The law is not sufficiently primed to protect them. The health-care system is not designed to deal with such an onslaught. At any rate, our customs and traditions are constructed in such a way that it is always the woman to blame when these things happen.

Yet there are thousands of women in Kenya today who are busy battling the Sexual Offences Bill sponsored by Nominated MP Njoki Ndung'u.

These self-righteous souls are obsessed with what they call international conventions supporting the rights of prostitutes and homosexuals that are supposedly being sneaked into Kenyan legislation.

So concerned about so-called declining morals are they that they fail to look beyond their noses and see the horrendous injuries and suffering of little girls still in diapers who have been torn apart by rapists. What on earth could be more immoral than letting child defilers and sex pests get away with it?

It is not for want of trying that women have never been able to make big political noise in this country. We have the skills, knowledge, experience and the right. Yet, as recently as this week, we were still celebrating small gains that we should have taken for granted at independence.

Don't get me wrong. It is truly remarkable that women have made such breakthroughs in public service. I say so because that is one area of our lives that is well and truly hidebound in tradition. There is a pecking order, from what I recall of my days there, and you just have to wait in the queue.

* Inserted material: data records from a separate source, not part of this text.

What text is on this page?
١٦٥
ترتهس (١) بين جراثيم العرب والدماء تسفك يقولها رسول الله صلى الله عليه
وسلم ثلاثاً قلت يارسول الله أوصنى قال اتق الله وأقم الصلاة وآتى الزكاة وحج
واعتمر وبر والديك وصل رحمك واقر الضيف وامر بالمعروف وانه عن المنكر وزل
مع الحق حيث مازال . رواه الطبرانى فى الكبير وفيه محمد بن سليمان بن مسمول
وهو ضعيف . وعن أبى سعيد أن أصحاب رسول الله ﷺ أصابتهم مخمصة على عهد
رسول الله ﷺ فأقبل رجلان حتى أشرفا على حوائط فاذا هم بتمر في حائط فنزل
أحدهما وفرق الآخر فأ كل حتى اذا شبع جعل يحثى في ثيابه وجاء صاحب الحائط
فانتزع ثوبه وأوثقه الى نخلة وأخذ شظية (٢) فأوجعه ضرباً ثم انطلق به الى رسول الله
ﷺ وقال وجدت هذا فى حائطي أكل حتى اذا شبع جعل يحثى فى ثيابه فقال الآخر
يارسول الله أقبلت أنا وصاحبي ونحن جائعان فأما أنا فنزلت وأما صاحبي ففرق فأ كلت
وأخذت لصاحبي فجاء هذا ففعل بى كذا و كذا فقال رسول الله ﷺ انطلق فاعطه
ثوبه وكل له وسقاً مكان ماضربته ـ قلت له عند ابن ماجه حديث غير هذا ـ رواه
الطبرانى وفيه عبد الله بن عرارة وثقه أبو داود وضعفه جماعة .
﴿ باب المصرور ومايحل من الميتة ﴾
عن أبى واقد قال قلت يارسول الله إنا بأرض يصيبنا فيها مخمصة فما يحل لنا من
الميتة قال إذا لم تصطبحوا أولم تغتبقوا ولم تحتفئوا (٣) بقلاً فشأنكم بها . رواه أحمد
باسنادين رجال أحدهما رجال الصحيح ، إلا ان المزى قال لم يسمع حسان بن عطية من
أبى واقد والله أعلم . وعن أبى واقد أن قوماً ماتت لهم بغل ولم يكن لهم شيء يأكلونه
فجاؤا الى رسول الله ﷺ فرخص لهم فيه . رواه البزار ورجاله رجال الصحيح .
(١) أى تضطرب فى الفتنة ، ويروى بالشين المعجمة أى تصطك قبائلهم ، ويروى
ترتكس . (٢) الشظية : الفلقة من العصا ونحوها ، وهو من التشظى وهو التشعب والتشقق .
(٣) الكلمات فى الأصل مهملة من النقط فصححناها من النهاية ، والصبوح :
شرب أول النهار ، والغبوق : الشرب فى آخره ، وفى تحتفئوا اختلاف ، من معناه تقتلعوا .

I remember a chief-turned-MP, now dead, raising an uproar in Parliament with the story that when he was an assistant chief, he used to pray day and night that his boss would die because it was the only way he would get the top job.

That is what makes the successes of these women commendable. Yet it is only half the story. There are layers of leadership that women must cut through if they are to make that critical difference.

The only power that's worth fighting for in Africa is political. And it is where we are stuck in a rut. On the Government side, we have two Cabinet ministers and five assistants. If you think that's appalling, take a quick glance at the opposition: Kanu has some three women MPs and the Liberal Democratic Party one.